Tabbal Judie, Ebadi Aida, Mheich Ahmad, Kabbara Aya, Güntekin Bahar, Yener Görsev, Paban Veronique, Gschwandtner Ute, Fuhr Peter, Verin Marc, Babiloni Claudio, Allouch Sahar, Hassan Mahmoud
MINDIG, F-35000, Rennes, France.
Service des Troubles du Spectre de l'Autisme et apparentés, Département de Psychiatrie, Lausanne University Hospital (CHUV), Lausanne, Switzerland.
NPJ Parkinsons Dis. 2025 May 8;11(1):117. doi: 10.1038/s41531-025-00957-6.
Neurodegenerative diseases like Parkinson's (PD) and Alzheimer's (AD) exhibit considerable heterogeneity of functional brain features within patients, complicating diagnosis and treatment. Here, we use electroencephalography (EEG) and normative modeling to investigate neurophysiological mechanisms underpinning this heterogeneity. Resting-state EEG data from 14 clinical units included healthy adults (n = 499) and patients with PD (n = 237) and AD (n = 197), aged over 40. Spectral and source connectivity analyses provided features for normative modeling, revealing significant, frequency-dependent EEG deviations with high heterogeneity in PD and AD. Around 30% of patients exhibited spectral deviations, while ~80% showed functional source connectivity deviations. Notably, the spatial overlap of deviant features did not exceed 60% for spectral and 25% for connectivity analysis. Furthermore, patient-specific deviations correlated with clinical measures, with greater deviations linked to worse UPDRS for PD (⍴ = 0.24, p = 0.025) and MMSE for AD (⍴ = -0.26, p = 0.01). These results suggest that EEG deviations could enrich individualized clinical assessment in Precision Neurology.

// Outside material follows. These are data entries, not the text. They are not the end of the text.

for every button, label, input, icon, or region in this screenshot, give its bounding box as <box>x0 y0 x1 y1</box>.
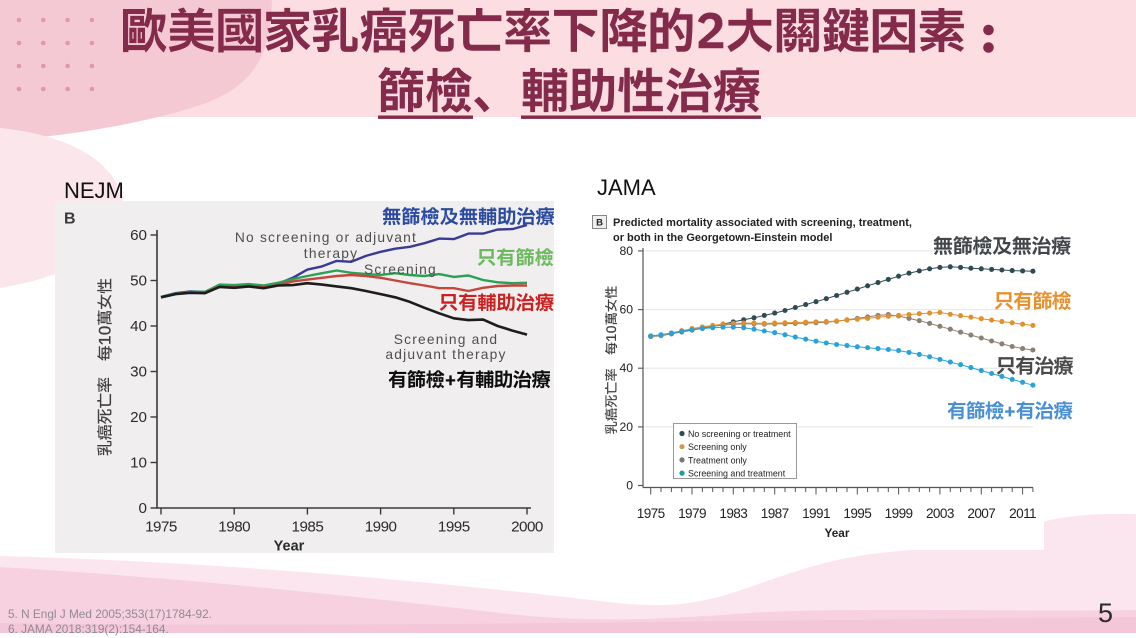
svg-text:2003: 2003 <box>926 506 954 521</box>
svg-text:1999: 1999 <box>885 506 913 521</box>
svg-text:Year: Year <box>825 526 850 540</box>
svg-text:1990: 1990 <box>365 519 397 536</box>
svg-text:20: 20 <box>619 420 633 434</box>
svg-text:1987: 1987 <box>761 506 789 521</box>
svg-text:1980: 1980 <box>218 519 250 536</box>
svg-text:40: 40 <box>130 318 147 335</box>
svg-text:60: 60 <box>619 303 633 317</box>
svg-text:20: 20 <box>130 409 147 426</box>
svg-text:No screening or treatment: No screening or treatment <box>688 429 791 439</box>
svg-text:1975: 1975 <box>145 519 177 536</box>
svg-text:2011: 2011 <box>1009 506 1036 521</box>
svg-text:1995: 1995 <box>438 519 470 536</box>
svg-text:10: 10 <box>130 455 147 472</box>
svg-text:1975: 1975 <box>637 506 665 521</box>
svg-text:Screening and: Screening and <box>394 332 499 347</box>
svg-text:Screening: Screening <box>364 262 437 277</box>
svg-text:50: 50 <box>130 273 147 290</box>
svg-text:B: B <box>596 218 603 229</box>
svg-text:1979: 1979 <box>678 506 706 521</box>
svg-text:1985: 1985 <box>292 519 324 536</box>
svg-text:2007: 2007 <box>967 506 995 521</box>
svg-text:0: 0 <box>139 500 147 517</box>
svg-text:Predicted mortality associated: Predicted mortality associated with scre… <box>613 217 912 229</box>
svg-text:2000: 2000 <box>511 519 543 536</box>
svg-text:adjuvant therapy: adjuvant therapy <box>385 347 506 362</box>
svg-text:0: 0 <box>626 479 633 493</box>
svg-text:Screening only: Screening only <box>688 442 747 452</box>
svg-text:1991: 1991 <box>802 506 830 521</box>
svg-text:1983: 1983 <box>719 506 747 521</box>
svg-text:therapy: therapy <box>304 246 358 261</box>
svg-text:B: B <box>64 211 76 228</box>
svg-text:Year: Year <box>274 539 305 554</box>
svg-text:Treatment only: Treatment only <box>688 455 747 465</box>
svg-text:30: 30 <box>130 364 147 381</box>
svg-text:No screening or adjuvant: No screening or adjuvant <box>235 230 417 245</box>
svg-text:60: 60 <box>130 227 147 244</box>
svg-text:or both in the Georgetown-Eins: or both in the Georgetown-Einstein model <box>613 232 832 244</box>
svg-text:40: 40 <box>619 361 633 375</box>
svg-text:1995: 1995 <box>843 506 871 521</box>
svg-text:Screening and treatment: Screening and treatment <box>688 469 786 479</box>
svg-text:80: 80 <box>619 244 633 258</box>
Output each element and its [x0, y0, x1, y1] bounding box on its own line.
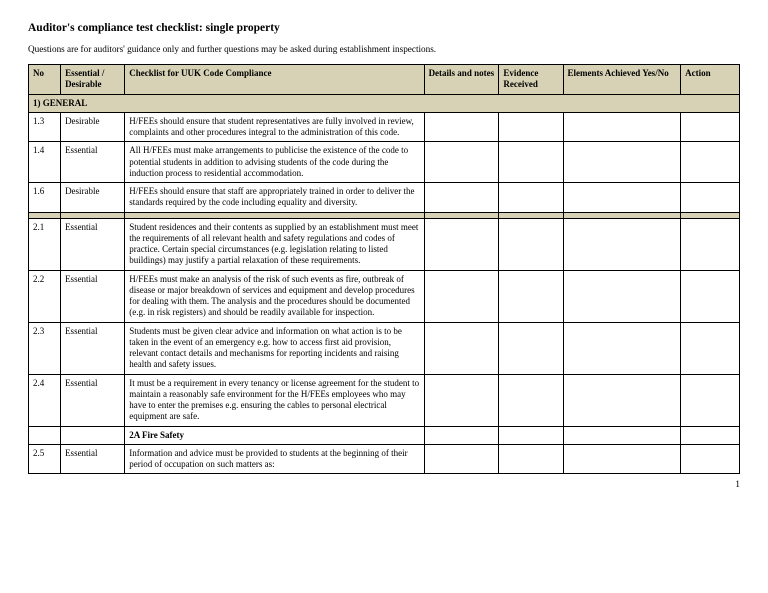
cell-details	[424, 426, 499, 444]
cell-action	[681, 270, 740, 322]
cell-action	[681, 322, 740, 374]
cell-elements	[563, 426, 681, 444]
cell-no: 2.4	[29, 374, 61, 426]
cell-details	[424, 218, 499, 270]
cell-no: 2.2	[29, 270, 61, 322]
cell-details	[424, 322, 499, 374]
cell-ed: Essential	[61, 444, 125, 474]
subsection-2a: 2A Fire Safety	[29, 426, 740, 444]
cell-ed: Essential	[61, 142, 125, 183]
col-no: No	[29, 65, 61, 95]
cell-evidence	[499, 218, 563, 270]
table-row: 1.6 Desirable H/FEEs should ensure that …	[29, 183, 740, 213]
cell-evidence	[499, 142, 563, 183]
section-general-label: 1) GENERAL	[29, 94, 740, 112]
col-details: Details and notes	[424, 65, 499, 95]
cell-text: H/FEEs should ensure that staff are appr…	[125, 183, 424, 213]
cell-ed: Essential	[61, 322, 125, 374]
cell-text: Student residences and their contents as…	[125, 218, 424, 270]
cell-no: 1.3	[29, 112, 61, 142]
cell-no: 1.6	[29, 183, 61, 213]
cell-text: Students must be given clear advice and …	[125, 322, 424, 374]
cell-text: H/FEEs should ensure that student repres…	[125, 112, 424, 142]
cell-no: 2.1	[29, 218, 61, 270]
cell-details	[424, 142, 499, 183]
cell-elements	[563, 322, 681, 374]
cell-elements	[563, 112, 681, 142]
cell-action	[681, 218, 740, 270]
cell-no: 2.3	[29, 322, 61, 374]
cell-text: It must be a requirement in every tenanc…	[125, 374, 424, 426]
cell-details	[424, 183, 499, 213]
page-number: 1	[28, 480, 740, 490]
cell-elements	[563, 183, 681, 213]
col-elements: Elements Achieved Yes/No	[563, 65, 681, 95]
cell-evidence	[499, 270, 563, 322]
page-title: Auditor's compliance test checklist: sin…	[28, 22, 740, 34]
cell-action	[681, 374, 740, 426]
col-checklist: Checklist for UUK Code Compliance	[125, 65, 424, 95]
cell-action	[681, 183, 740, 213]
cell-evidence	[499, 183, 563, 213]
cell-elements	[563, 218, 681, 270]
cell-details	[424, 112, 499, 142]
cell-action	[681, 142, 740, 183]
page-subtitle: Questions are for auditors' guidance onl…	[28, 44, 740, 54]
cell-action	[681, 112, 740, 142]
cell-ed: Essential	[61, 270, 125, 322]
cell-evidence	[499, 426, 563, 444]
table-row: 2.5 Essential Information and advice mus…	[29, 444, 740, 474]
col-essential-desirable: Essential / Desirable	[61, 65, 125, 95]
col-action: Action	[681, 65, 740, 95]
cell-action	[681, 444, 740, 474]
cell-ed: Desirable	[61, 112, 125, 142]
cell-no: 2.5	[29, 444, 61, 474]
cell-elements	[563, 270, 681, 322]
cell-text: Information and advice must be provided …	[125, 444, 424, 474]
cell-ed	[61, 426, 125, 444]
table-header-row: No Essential / Desirable Checklist for U…	[29, 65, 740, 95]
cell-text: H/FEEs must make an analysis of the risk…	[125, 270, 424, 322]
cell-elements	[563, 142, 681, 183]
cell-ed: Desirable	[61, 183, 125, 213]
cell-details	[424, 444, 499, 474]
table-row: 1.4 Essential All H/FEEs must make arran…	[29, 142, 740, 183]
table-row: 2.2 Essential H/FEEs must make an analys…	[29, 270, 740, 322]
section-general: 1) GENERAL	[29, 94, 740, 112]
table-row: 2.3 Essential Students must be given cle…	[29, 322, 740, 374]
cell-no: 1.4	[29, 142, 61, 183]
table-row: 1.3 Desirable H/FEEs should ensure that …	[29, 112, 740, 142]
cell-details	[424, 270, 499, 322]
cell-evidence	[499, 374, 563, 426]
cell-ed: Essential	[61, 374, 125, 426]
cell-action	[681, 426, 740, 444]
cell-evidence	[499, 444, 563, 474]
cell-evidence	[499, 322, 563, 374]
cell-elements	[563, 444, 681, 474]
subsection-2a-label: 2A Fire Safety	[125, 426, 424, 444]
cell-text: All H/FEEs must make arrangements to pub…	[125, 142, 424, 183]
checklist-table: No Essential / Desirable Checklist for U…	[28, 64, 740, 474]
col-evidence: Evidence Received	[499, 65, 563, 95]
table-row: 2.4 Essential It must be a requirement i…	[29, 374, 740, 426]
cell-ed: Essential	[61, 218, 125, 270]
cell-evidence	[499, 112, 563, 142]
cell-details	[424, 374, 499, 426]
cell-elements	[563, 374, 681, 426]
table-row: 2.1 Essential Student residences and the…	[29, 218, 740, 270]
cell-no	[29, 426, 61, 444]
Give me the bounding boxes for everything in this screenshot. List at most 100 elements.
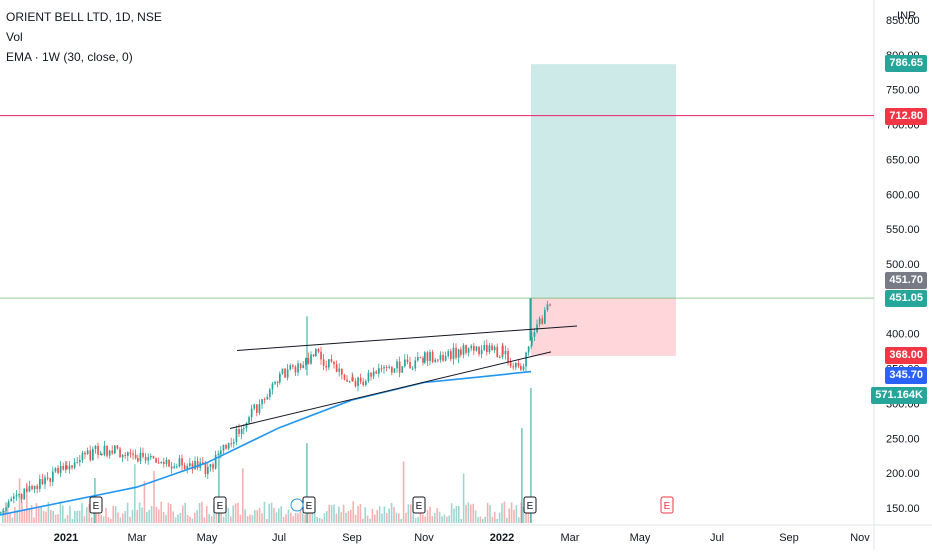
volume-bar: [266, 518, 268, 523]
candle-body: [59, 466, 62, 473]
volume-bar: [402, 461, 405, 523]
volume-bar: [124, 511, 126, 523]
candle-body: [101, 454, 103, 456]
volume-bar: [215, 508, 218, 523]
candle-body: [81, 452, 84, 461]
earnings-marker[interactable]: E: [523, 496, 537, 514]
ema-legend[interactable]: EMA · 1W (30, close, 0): [6, 50, 133, 64]
volume-bar: [496, 518, 498, 523]
earnings-marker[interactable]: E: [412, 496, 426, 514]
volume-bar: [4, 511, 6, 523]
candle-body: [271, 383, 274, 390]
volume-bar: [498, 512, 501, 523]
volume-bar: [328, 504, 330, 523]
volume-bar: [285, 514, 287, 523]
candle-body: [383, 367, 385, 369]
volume-bar: [268, 503, 270, 523]
x-tick-label: Sep: [342, 532, 362, 544]
earnings-marker[interactable]: E: [660, 496, 674, 514]
volume-bar: [198, 503, 201, 523]
volume-bar: [174, 517, 177, 523]
volume-bar: [62, 505, 64, 523]
candle-body: [414, 360, 417, 369]
volume-bar: [494, 511, 496, 523]
volume-bar: [474, 510, 477, 523]
candle-body: [507, 350, 509, 363]
volume-bar: [196, 510, 198, 523]
candle-body: [230, 443, 233, 445]
candle-body: [28, 486, 31, 492]
candle-body: [62, 466, 65, 470]
volume-bar: [472, 503, 474, 523]
volume-bar: [503, 501, 506, 523]
candle-body: [150, 456, 152, 458]
candle-body: [417, 357, 419, 361]
candle-body: [73, 462, 76, 468]
candle-body: [422, 357, 424, 363]
volume-bar: [460, 518, 462, 523]
volume-bar: [270, 502, 273, 523]
volume-bar: [2, 508, 4, 523]
volume-bar: [388, 508, 390, 523]
earnings-marker[interactable]: E: [89, 496, 103, 514]
volume-bar: [98, 510, 100, 523]
candle-body: [370, 372, 372, 377]
volume-bar: [515, 505, 518, 523]
volume-bar: [506, 517, 508, 523]
x-tick-label: Nov: [414, 532, 434, 544]
candle-body: [20, 494, 23, 500]
volume-bar: [23, 509, 26, 523]
resistance-price-label: 712.80: [885, 108, 927, 125]
volume-bar: [138, 502, 141, 523]
x-tick-label: May: [630, 532, 651, 544]
candle-body: [359, 377, 362, 382]
y-tick-label: 750.00: [886, 85, 920, 97]
candle-body: [431, 351, 434, 362]
candle-body: [281, 368, 284, 374]
candle-body: [437, 359, 439, 361]
earnings-marker[interactable]: E: [213, 496, 227, 514]
volume-bar: [489, 505, 491, 523]
candle-body: [279, 373, 281, 383]
y-tick-label: 400.00: [886, 329, 920, 341]
volume-bar: [114, 506, 117, 523]
volume-bar: [345, 512, 347, 523]
candle-body: [160, 461, 163, 464]
volume-bar: [213, 504, 215, 523]
volume-bar: [208, 514, 210, 523]
volume-bar: [184, 502, 186, 523]
volume-bar: [52, 510, 54, 523]
x-tick-label: Mar: [561, 532, 580, 544]
volume-bar: [450, 503, 453, 523]
volume-bar: [246, 516, 249, 523]
volume-bar: [479, 516, 482, 523]
candle-body: [343, 374, 346, 380]
candle-body: [289, 365, 292, 370]
volume-bar: [47, 501, 50, 523]
candle-body: [462, 345, 465, 355]
volume-bar: [299, 509, 302, 523]
candle-body: [486, 344, 488, 353]
volume-bar: [383, 506, 386, 523]
earnings-marker[interactable]: E: [302, 496, 316, 514]
volume-bar: [86, 507, 88, 523]
volume-bar: [155, 506, 158, 523]
symbol-title[interactable]: ORIENT BELL LTD, 1D, NSE: [6, 10, 162, 24]
candle-body: [250, 408, 253, 418]
candle-body: [328, 359, 330, 368]
volume-value-label: 571.164K: [871, 387, 927, 404]
volume-bar: [59, 501, 62, 523]
candle-body: [546, 304, 549, 310]
y-tick-label: 650.00: [886, 154, 920, 166]
volume-bar: [76, 510, 78, 523]
volume-bar: [249, 514, 251, 523]
volume-bar: [366, 515, 369, 523]
candle-body: [36, 485, 39, 489]
candle-body: [240, 428, 243, 434]
candle-body: [54, 468, 57, 472]
volume-bar: [525, 505, 527, 523]
volume-legend[interactable]: Vol: [6, 30, 23, 44]
candle-body: [465, 345, 467, 353]
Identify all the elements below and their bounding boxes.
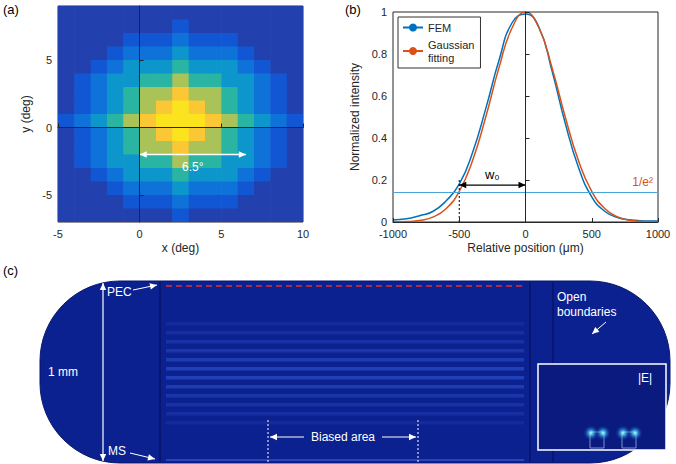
svg-text:Relative position (μm): Relative position (μm) [467, 241, 583, 255]
svg-text:(a): (a) [3, 2, 19, 17]
svg-text:10: 10 [297, 228, 309, 240]
svg-text:0: 0 [46, 122, 52, 134]
svg-text:-5: -5 [53, 228, 63, 240]
svg-text:fitting: fitting [428, 52, 454, 64]
svg-text:-1000: -1000 [379, 228, 407, 240]
svg-text:1/e²: 1/e² [632, 175, 653, 189]
svg-text:w₀: w₀ [484, 167, 500, 182]
svg-text:0: 0 [381, 216, 387, 228]
svg-text:boundaries: boundaries [557, 305, 616, 319]
svg-text:Normalized intensity: Normalized intensity [348, 63, 362, 171]
svg-text:x (deg): x (deg) [162, 241, 199, 255]
svg-text:0.6: 0.6 [372, 90, 387, 102]
svg-text:6.5°: 6.5° [182, 160, 204, 174]
svg-text:0.2: 0.2 [372, 174, 387, 186]
svg-text:(b): (b) [345, 2, 361, 17]
svg-text:-5: -5 [42, 189, 52, 201]
svg-text:1: 1 [381, 6, 387, 18]
svg-text:0.4: 0.4 [372, 132, 387, 144]
svg-text:0: 0 [522, 228, 528, 240]
svg-text:Open: Open [557, 290, 586, 304]
svg-text:|E|: |E| [638, 371, 652, 385]
svg-text:FEM: FEM [428, 22, 451, 34]
svg-text:MS: MS [108, 444, 126, 458]
svg-text:Gaussian: Gaussian [428, 39, 474, 51]
svg-text:-500: -500 [448, 228, 470, 240]
svg-text:0.8: 0.8 [372, 48, 387, 60]
svg-text:PEC: PEC [107, 285, 132, 299]
svg-text:500: 500 [583, 228, 601, 240]
svg-text:y (deg): y (deg) [19, 95, 33, 132]
svg-text:(c): (c) [3, 263, 18, 278]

帕金森病(PD)和阿尔茨海默病(AD)等神经退行性疾病在患者体内表现出明显的大脑功能特征异质性,这使得诊断和治疗变得复杂。在此,我们使用脑电图(EEG)和规范建模来研究这种异质性背后的神经生理机制。来自14个临床单位的静息态EEG数据包括40岁以上的健康成年人(n = 499)、PD患者(n = 237)和AD患者(n = 197)。频谱和源连接性分析为规范建模提供了特征,揭示了PD和AD中存在显著的、频率依赖性的EEG偏差,且异质性较高。约30%的患者表现出频谱偏差,而约80%的患者表现出功能源连接性偏差。值得注意的是,对于频谱分析,异常特征的空间重叠不超过60%,对于连接性分析则不超过25%。此外,患者特异性偏差与临床指标相关,偏差越大,PD患者的统一帕金森病评定量表(UPDRS)得分越低(⍴ = 0.24,p = 0.025),AD患者的简易精神状态检查表(MMSE)得分越低(⍴ = -0.26,p = 0.01)。这些结果表明,EEG偏差可以丰富精准神经病学中的个体化临床评估。